The change of J-wave amplitude is regulated by sympathetic and parasympathetic stimulation; therefore, the factors causing elevated J wave might have been dominant, as a result, in this patient.
Although the relationship between thyroid function abnormalities and J-point elevation was closely related, we have to consider other possibilities. The patient had been receiving verapamil before the event and the drug was stopped after the event. ER pattern was induced by adding the Ito agonist and the calcium channel blocker. Thus, verapamil may play a role in the development of augmented J-point elevation in the thyrotoxic phase. Alternatively, the elevation of the J point after the event may have been due to the event itself and not the hyperthyroidism, and the decrease in the J-point elevation over time may be a resolution of the acute ischemia caused by the VF as well as the discontinuation of the verapamil. The other known triggers might have influenced the elevation of J-wave amplitudes; additional investigation is needed.

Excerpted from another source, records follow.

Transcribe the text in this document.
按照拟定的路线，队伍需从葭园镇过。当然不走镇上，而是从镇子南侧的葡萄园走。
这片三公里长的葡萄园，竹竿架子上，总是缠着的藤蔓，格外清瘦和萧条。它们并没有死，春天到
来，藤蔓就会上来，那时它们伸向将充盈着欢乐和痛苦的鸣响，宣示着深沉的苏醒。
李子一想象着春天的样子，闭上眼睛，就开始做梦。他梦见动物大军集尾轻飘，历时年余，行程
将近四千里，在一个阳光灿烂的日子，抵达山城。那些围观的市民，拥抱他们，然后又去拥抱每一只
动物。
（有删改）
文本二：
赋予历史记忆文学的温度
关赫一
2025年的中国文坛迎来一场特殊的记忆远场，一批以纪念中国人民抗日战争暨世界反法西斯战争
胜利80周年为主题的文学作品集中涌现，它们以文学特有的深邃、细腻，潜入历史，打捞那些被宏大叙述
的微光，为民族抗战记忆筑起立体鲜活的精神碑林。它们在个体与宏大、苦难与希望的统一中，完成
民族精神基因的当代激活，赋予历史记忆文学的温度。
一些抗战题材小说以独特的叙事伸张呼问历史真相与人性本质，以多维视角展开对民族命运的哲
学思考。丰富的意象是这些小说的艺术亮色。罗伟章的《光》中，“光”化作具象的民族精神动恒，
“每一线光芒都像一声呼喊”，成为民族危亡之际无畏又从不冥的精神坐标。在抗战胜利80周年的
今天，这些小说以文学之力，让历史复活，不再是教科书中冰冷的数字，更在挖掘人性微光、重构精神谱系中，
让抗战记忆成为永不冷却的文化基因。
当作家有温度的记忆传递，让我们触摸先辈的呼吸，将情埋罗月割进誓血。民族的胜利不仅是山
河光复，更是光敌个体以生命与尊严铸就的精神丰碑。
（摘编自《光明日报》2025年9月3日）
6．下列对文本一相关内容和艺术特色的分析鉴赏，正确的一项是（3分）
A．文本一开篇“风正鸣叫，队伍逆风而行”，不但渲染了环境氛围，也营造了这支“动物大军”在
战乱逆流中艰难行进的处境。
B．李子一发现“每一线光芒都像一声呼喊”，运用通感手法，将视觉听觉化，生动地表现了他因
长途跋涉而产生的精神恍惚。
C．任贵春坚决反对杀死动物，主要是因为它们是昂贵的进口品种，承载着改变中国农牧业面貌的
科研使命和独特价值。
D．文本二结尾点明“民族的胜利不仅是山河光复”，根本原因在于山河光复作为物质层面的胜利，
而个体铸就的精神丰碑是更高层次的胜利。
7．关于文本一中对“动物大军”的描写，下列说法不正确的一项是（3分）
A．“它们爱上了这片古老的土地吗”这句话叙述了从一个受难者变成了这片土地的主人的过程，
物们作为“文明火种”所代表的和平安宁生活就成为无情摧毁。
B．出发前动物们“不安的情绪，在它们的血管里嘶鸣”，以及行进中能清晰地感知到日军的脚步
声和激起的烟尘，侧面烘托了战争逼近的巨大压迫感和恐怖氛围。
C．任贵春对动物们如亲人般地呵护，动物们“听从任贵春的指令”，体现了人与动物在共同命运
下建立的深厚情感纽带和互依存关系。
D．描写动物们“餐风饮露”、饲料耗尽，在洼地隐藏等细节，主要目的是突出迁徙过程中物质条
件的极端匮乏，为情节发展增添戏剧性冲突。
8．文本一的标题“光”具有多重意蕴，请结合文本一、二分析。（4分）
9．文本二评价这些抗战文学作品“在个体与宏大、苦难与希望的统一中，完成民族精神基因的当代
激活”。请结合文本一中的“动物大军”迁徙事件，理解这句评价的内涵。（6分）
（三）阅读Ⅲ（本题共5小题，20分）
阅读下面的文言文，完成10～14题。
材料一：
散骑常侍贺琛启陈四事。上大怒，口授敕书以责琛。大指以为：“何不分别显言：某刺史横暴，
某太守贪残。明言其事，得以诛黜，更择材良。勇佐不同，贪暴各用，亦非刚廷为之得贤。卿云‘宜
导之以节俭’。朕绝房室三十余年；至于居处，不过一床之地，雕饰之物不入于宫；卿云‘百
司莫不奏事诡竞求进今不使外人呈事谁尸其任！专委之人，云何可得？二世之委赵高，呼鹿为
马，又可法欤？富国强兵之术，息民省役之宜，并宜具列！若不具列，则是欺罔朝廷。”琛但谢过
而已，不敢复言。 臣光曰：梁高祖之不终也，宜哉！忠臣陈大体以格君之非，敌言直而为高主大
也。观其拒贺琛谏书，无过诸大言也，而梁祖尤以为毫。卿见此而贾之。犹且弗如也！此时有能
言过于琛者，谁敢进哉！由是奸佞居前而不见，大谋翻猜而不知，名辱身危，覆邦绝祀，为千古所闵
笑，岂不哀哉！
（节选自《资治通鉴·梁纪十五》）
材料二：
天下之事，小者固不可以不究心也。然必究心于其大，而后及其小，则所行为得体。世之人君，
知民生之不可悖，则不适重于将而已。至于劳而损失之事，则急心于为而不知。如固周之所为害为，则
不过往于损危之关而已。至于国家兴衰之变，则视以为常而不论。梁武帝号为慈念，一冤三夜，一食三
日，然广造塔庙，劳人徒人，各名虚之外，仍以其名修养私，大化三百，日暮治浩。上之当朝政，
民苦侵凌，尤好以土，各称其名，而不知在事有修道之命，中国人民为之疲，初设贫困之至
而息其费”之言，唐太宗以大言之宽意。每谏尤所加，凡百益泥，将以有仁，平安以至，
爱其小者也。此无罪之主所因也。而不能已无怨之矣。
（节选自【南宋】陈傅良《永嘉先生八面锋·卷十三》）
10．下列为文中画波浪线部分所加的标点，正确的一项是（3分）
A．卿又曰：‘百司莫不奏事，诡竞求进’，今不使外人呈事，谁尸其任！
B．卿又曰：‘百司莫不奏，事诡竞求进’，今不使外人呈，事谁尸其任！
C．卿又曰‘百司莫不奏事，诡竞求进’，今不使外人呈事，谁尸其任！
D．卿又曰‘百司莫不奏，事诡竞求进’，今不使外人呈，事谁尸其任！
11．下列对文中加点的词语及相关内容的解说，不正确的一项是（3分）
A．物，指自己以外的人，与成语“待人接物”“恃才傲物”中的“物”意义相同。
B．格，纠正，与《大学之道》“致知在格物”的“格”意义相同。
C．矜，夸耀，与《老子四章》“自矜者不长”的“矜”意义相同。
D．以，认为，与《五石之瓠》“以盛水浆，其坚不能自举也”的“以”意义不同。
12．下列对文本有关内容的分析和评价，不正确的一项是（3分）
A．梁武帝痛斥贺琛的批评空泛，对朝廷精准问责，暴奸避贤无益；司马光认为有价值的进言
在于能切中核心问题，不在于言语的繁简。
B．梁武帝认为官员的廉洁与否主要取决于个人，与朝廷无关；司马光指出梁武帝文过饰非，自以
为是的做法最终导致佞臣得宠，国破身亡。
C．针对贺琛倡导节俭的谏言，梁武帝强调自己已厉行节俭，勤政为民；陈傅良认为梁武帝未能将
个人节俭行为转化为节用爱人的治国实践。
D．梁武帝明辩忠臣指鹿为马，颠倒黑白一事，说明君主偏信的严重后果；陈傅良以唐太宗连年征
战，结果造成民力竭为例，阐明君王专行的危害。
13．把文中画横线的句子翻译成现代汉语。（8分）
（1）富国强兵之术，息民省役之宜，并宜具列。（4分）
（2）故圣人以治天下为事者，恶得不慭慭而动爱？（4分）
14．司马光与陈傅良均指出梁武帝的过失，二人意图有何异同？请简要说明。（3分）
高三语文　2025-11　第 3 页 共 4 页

In summary, the present case suggested that silent thyroiditis may contribute to the occurrence of VF in a patient with dynamic J-point elevation in multiple ECG leads. His clinical course showed that there was a close relationship between thyroid function and J-wave amplitude. A J wave is a common electrocardiographic finding. Physicians should pay attention to J-wave amplitude of the ECG in patients with thyrotoxicosis, which is clinically important because of the risk of life-threatening arrhythmias.